NEW HILL – Semiconductor firms considering locating facilities in North Carolina aren’t likely to make a final decision anytime soon, an industry source tells WRAL TechWire, even as reports indicate that one firm has crossed North Carolina off of its list.
“I think, eventually, and I can’t say the timeframe, a large semiconductor company will end up here,” said an executive in the semiconductor industry who requested anonymity. “Where else could they go?”
North Carolina is a great state for the semiconductor industry, and sites in North Carolina would make wonderful locations for firms of all sizes, the source told WRAL TechWire. “It’s a nice place to live,” the executive said. “We have a supply chain, we have talented people, and we have a willing utility company in Duke Energy.”
Chief among current factors that could influence a final decision: talented, skilled workers.
At least two community colleges have recently expanded their curriculum to train workers and prepare them for future careers in the semiconductor industry, Wake Tech and Fayetteville Tech, according to the executive.
“We have everything we need,” the executive said. “The good news is that the biopharma and biotech supply chain is very similar to the microtechnology supply chain.”
When it comes to semiconductor firms, a source told WRAL TechWire, “there’s a very long list of companies already here, and ones that may consider locating or expanding here.”
There’s a lot of interest in Chatham County, said Michael Smith, president of the Chatham Economic Development Corporation, in an interview with WRAL TechWire, adding that the county is “getting a number of looks from a lot of large operations.”
Those conversations have accelerated in the last 6-12 months, said Smith. “A lot of major operations are looking to shorten their supply chains,” he noted. That could mean firms are looking to invest, sometimes billions of dollars, in locations that fit that need.
Micron, for example, is expecting to invest $150 billion globally, and reports surfaced earlier this month that the company may be considering the Triangle Innovation Point, a 2,150 acre site in Chatham County, for a manufacturing facility.

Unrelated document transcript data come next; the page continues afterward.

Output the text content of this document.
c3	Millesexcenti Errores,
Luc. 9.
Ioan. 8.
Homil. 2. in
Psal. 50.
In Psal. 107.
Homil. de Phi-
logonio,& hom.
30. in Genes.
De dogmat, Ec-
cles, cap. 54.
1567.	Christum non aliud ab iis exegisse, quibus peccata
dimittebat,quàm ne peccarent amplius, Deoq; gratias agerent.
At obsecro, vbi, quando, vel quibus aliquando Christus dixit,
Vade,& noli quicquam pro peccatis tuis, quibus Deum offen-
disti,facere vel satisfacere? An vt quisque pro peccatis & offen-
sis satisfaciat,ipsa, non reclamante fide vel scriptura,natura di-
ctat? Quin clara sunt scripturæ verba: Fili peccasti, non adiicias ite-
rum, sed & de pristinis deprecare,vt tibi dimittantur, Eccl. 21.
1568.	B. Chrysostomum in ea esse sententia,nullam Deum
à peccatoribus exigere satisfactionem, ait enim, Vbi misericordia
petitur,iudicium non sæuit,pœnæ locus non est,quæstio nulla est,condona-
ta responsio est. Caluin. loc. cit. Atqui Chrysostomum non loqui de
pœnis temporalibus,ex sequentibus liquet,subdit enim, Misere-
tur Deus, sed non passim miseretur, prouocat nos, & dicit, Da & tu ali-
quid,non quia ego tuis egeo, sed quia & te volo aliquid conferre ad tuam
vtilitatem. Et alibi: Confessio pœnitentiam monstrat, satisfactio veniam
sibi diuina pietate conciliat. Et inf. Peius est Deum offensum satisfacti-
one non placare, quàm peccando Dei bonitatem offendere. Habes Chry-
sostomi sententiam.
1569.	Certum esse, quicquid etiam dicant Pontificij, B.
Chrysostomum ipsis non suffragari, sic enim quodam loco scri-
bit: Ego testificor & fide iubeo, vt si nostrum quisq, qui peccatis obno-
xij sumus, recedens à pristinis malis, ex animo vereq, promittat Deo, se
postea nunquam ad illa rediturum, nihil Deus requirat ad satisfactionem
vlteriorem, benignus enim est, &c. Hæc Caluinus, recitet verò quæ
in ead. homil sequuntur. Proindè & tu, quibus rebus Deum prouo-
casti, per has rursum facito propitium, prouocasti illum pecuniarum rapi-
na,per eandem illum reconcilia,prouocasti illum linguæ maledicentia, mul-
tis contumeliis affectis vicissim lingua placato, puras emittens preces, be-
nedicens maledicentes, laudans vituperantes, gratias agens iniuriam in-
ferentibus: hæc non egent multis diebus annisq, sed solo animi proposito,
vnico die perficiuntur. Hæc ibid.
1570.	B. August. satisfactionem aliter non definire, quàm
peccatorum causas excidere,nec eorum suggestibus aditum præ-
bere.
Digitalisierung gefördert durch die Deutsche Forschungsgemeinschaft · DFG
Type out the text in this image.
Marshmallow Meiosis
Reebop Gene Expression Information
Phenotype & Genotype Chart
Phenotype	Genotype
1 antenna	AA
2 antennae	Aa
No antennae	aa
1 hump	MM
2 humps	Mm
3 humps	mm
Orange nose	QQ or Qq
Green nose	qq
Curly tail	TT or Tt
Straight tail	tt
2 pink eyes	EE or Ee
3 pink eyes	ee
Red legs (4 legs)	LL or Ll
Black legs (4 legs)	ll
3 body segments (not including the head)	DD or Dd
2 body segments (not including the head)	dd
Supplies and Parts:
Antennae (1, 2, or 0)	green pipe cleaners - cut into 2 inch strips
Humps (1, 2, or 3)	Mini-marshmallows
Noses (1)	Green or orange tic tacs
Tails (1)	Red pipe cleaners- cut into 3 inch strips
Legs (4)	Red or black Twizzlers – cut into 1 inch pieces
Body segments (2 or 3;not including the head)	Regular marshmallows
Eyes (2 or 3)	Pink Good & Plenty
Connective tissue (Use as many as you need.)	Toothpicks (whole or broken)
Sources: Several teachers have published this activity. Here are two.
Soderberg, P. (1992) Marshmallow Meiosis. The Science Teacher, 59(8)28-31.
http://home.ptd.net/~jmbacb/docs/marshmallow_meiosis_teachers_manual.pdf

For example, Wolfspeed is already located in North Carolina, as is Qorvo, Phononics, and Sense Photonics, as well as “a whole bunch of smaller semiconductor producers that feed into the Department of Defense,” a source said. In addition, many emerging quantum computing companies, which rely on semiconductors, have ties to North Carolina, with IBM and Honeywell making huge investments in quantum computing, as well as newer firms like IonQ and Atom Computing based in the state.
So even as one firm is reportedly crossing North Carolina off of its list of potential locations, others may still be considering the state, a source said.
Still, semiconductor firms, especially large ones, may be waiting to make final site decisions, the executive said, until Congress passes legislation currently known as the U.S. Innovation and Competition Act. That legislation includes $52 billion for semiconductor research, design, and manufacturing.
“They’re all going to be building,” said the executive. “As soon as that act is passed.”
Once passed, semiconductor firms will all be seeking locations that have access to three primary resources: an ample supply of water, access to heavy power, and local communities with or that could attract or train talented workers.
“Firms are growing at 30% per year,” said an industry source. “They’ll need to go to places that have people, water, and power, and chief among those is people.”